Mansfield

Mansfield

A Novel

Summary

'A vivid and engrossing historical novel' Daily Telegraph

Spanning three years in the life of the writer Katherine Mansfield during the First World War, Mansfield follows the ups and downs of her relationship with Jack Middleton Murry and her struggle to write the 'new kind of fiction' which she felt the times demanded. She is restless, constantly on the move, in and out of London, to and from France, even into the war zone, to be with her French lover, novelist Francis Carco.

For a short time, Mansfield is able to behave as though the war is merely 'background', but her ardent relationship with her brother, who arrives from New Zealand to fight in France, makes detachment impossible - as does her love for Jack's Oxford friend Frederick Goodyear, also a soldier.
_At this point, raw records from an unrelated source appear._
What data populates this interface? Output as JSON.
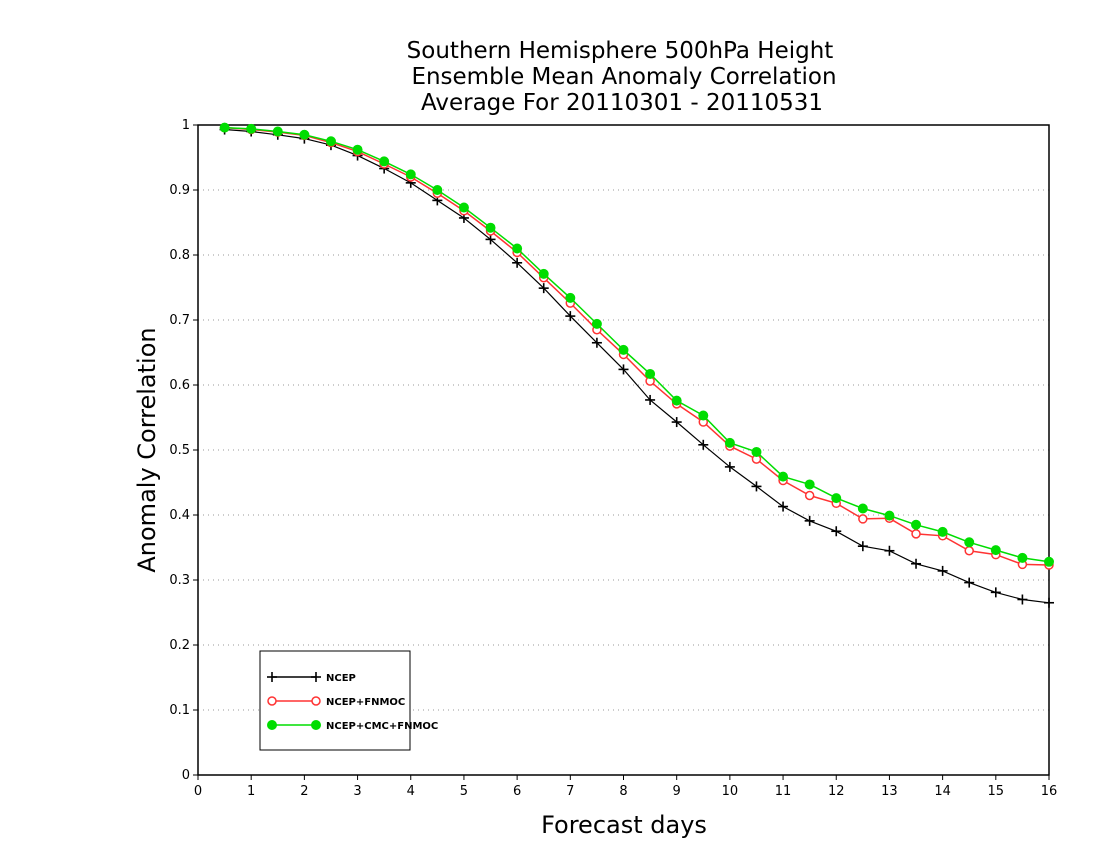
{
  "chart_data": {
    "type": "line",
    "title": [
      "Southern Hemisphere 500hPa Height",
      "Ensemble Mean Anomaly Correlation",
      "Average For 20110301 - 20110531"
    ],
    "xlabel": "Forecast days",
    "ylabel": "Anomaly Correlation",
    "xlim": [
      0,
      16
    ],
    "ylim": [
      0,
      1
    ],
    "xticks": [
      0,
      1,
      2,
      3,
      4,
      5,
      6,
      7,
      8,
      9,
      10,
      11,
      12,
      13,
      14,
      15,
      16
    ],
    "yticks": [
      0,
      0.1,
      0.2,
      0.3,
      0.4,
      0.5,
      0.6,
      0.7,
      0.8,
      0.9,
      1
    ],
    "ytick_labels": [
      "0",
      "0.1",
      "0.2",
      "0.3",
      "0.4",
      "0.5",
      "0.6",
      "0.7",
      "0.8",
      "0.9",
      "1"
    ],
    "grid": "horizontal dotted",
    "legend_position": "bottom-left",
    "x": [
      0.5,
      1,
      1.5,
      2,
      2.5,
      3,
      3.5,
      4,
      4.5,
      5,
      5.5,
      6,
      6.5,
      7,
      7.5,
      8,
      8.5,
      9,
      9.5,
      10,
      10.5,
      11,
      11.5,
      12,
      12.5,
      13,
      13.5,
      14,
      14.5,
      15,
      15.5,
      16
    ],
    "series": [
      {
        "name": "NCEP",
        "color": "#000000",
        "marker": "plus",
        "values": [
          0.993,
          0.99,
          0.985,
          0.979,
          0.969,
          0.953,
          0.933,
          0.911,
          0.884,
          0.857,
          0.824,
          0.788,
          0.749,
          0.706,
          0.665,
          0.624,
          0.577,
          0.543,
          0.508,
          0.474,
          0.444,
          0.413,
          0.391,
          0.375,
          0.352,
          0.345,
          0.325,
          0.314,
          0.296,
          0.281,
          0.27,
          0.265
        ]
      },
      {
        "name": "NCEP+FNMOC",
        "color": "#ff3333",
        "marker": "open-circle",
        "values": [
          0.996,
          0.993,
          0.989,
          0.984,
          0.973,
          0.959,
          0.94,
          0.92,
          0.895,
          0.868,
          0.837,
          0.804,
          0.765,
          0.726,
          0.685,
          0.647,
          0.606,
          0.571,
          0.543,
          0.506,
          0.486,
          0.453,
          0.43,
          0.418,
          0.394,
          0.395,
          0.371,
          0.368,
          0.345,
          0.339,
          0.324,
          0.323
        ]
      },
      {
        "name": "NCEP+CMC+FNMOC",
        "color": "#00dd00",
        "marker": "filled-circle",
        "values": [
          0.996,
          0.994,
          0.99,
          0.985,
          0.975,
          0.962,
          0.944,
          0.924,
          0.9,
          0.873,
          0.842,
          0.81,
          0.771,
          0.734,
          0.694,
          0.654,
          0.617,
          0.576,
          0.553,
          0.511,
          0.497,
          0.459,
          0.447,
          0.426,
          0.41,
          0.399,
          0.385,
          0.374,
          0.358,
          0.346,
          0.334,
          0.328
        ]
      }
    ]
  }
}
The war's shadow remorselessly darkens all their lives, but only increases Mansfield's determination to break through as a writer.
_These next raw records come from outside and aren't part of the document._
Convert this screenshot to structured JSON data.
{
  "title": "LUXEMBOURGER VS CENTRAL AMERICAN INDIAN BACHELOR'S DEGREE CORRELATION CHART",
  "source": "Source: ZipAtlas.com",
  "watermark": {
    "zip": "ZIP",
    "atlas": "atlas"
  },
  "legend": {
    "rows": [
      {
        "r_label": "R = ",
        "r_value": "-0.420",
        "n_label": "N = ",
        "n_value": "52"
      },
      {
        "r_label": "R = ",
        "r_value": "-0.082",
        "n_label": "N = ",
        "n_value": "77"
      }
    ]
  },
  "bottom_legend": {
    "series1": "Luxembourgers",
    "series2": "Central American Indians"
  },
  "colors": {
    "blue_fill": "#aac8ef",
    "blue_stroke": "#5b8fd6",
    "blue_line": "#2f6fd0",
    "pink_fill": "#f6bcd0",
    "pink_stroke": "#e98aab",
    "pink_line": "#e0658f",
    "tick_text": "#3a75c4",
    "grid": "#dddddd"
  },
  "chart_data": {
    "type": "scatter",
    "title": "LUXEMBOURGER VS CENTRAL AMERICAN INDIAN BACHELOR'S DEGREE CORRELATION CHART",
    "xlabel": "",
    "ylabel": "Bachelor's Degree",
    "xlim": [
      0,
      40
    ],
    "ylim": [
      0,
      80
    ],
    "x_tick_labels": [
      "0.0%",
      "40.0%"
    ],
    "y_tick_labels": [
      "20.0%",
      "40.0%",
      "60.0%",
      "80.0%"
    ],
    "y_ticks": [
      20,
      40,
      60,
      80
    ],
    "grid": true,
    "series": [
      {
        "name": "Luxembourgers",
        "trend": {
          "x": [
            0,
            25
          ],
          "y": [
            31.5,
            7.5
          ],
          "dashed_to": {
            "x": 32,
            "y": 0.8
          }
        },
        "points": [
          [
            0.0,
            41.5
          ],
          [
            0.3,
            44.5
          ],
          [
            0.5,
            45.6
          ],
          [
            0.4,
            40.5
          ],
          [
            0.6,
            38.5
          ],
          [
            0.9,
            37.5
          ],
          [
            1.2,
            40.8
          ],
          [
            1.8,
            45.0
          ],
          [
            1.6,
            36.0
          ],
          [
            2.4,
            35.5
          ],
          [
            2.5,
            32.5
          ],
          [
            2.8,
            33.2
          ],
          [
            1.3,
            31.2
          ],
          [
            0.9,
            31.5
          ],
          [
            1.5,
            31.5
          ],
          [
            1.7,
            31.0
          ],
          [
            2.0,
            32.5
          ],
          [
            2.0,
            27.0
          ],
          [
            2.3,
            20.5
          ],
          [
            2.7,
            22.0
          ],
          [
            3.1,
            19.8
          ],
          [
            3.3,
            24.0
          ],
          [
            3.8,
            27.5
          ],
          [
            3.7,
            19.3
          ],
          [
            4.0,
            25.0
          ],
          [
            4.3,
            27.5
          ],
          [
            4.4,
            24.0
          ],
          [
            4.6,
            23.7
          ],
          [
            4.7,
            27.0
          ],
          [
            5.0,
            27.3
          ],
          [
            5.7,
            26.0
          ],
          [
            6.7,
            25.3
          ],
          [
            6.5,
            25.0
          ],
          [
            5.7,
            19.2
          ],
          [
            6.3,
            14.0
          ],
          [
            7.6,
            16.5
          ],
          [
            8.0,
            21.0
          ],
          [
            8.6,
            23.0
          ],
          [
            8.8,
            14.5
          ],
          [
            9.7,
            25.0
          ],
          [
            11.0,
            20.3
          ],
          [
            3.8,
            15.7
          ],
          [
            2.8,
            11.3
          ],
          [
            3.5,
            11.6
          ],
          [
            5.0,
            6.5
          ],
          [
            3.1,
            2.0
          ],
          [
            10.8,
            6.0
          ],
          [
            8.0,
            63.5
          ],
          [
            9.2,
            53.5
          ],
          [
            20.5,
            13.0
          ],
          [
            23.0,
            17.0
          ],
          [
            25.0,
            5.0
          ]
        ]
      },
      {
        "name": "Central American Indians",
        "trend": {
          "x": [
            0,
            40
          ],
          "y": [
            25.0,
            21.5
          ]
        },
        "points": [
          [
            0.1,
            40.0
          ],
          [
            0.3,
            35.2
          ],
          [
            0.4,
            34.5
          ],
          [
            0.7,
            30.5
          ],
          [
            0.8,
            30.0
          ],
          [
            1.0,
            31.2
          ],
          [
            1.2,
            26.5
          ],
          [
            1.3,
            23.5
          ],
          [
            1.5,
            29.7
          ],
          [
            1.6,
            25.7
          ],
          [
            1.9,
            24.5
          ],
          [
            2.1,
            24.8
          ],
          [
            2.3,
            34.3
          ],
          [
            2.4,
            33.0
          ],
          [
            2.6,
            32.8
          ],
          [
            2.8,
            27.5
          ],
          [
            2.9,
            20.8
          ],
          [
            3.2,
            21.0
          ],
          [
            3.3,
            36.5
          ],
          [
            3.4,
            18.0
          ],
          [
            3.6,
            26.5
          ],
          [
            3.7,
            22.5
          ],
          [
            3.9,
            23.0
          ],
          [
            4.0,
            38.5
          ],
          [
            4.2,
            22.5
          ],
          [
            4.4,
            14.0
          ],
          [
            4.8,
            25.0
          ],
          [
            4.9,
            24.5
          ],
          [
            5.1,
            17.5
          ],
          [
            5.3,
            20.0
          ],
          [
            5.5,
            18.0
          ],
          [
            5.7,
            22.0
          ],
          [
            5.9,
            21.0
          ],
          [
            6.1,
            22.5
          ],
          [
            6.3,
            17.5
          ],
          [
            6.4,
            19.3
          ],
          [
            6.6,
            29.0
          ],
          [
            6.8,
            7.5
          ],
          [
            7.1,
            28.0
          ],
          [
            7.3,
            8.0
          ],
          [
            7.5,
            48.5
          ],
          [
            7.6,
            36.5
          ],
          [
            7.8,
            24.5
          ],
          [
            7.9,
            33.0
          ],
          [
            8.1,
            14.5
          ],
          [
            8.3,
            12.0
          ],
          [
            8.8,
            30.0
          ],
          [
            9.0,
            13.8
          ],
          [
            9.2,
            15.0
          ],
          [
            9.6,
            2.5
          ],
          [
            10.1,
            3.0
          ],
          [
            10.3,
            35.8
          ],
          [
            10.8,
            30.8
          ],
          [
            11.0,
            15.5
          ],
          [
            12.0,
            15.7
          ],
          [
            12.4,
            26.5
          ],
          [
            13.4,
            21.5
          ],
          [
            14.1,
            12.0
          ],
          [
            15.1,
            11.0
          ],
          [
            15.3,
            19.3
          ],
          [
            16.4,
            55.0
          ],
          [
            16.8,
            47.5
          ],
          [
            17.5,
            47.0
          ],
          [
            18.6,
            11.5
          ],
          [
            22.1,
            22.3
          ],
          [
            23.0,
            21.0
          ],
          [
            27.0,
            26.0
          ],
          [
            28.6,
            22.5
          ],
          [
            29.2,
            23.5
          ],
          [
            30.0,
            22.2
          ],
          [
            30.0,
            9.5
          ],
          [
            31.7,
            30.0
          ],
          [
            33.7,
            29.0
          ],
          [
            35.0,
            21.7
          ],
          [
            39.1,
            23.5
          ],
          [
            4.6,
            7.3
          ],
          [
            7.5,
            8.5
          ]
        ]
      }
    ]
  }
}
Mansfield is a sharp, subtle and appealing portrait of the person of whose work Virginia Woolf wrote: "It was the only writing I was ever jealous of."

Reviews

  • Mansfield's world is marvellously evoked -C. K. Stead has researched his subject with the sureness of a scholar but has written with the imaginative confidence of a first-class novelist. He has an uncanny ability to express the thoughts, and the voice of his young heroine. Mansfield is a splendid achievement.
    Daily Telegraph

About the author

C. K. Stead

C. K. Stead was Professor of English at the University of Auckland until 1986. In 1984, he was awarded the CBE for services to New Zealand literature. He has published twelve volumes of poetry, two volumes of stories, a memoir and several works of criticism, edited the Penguin Modern Classics Letters and Journals of Katherine Mansfield and published several novels, including The Secret History of Modernism and Mansfield.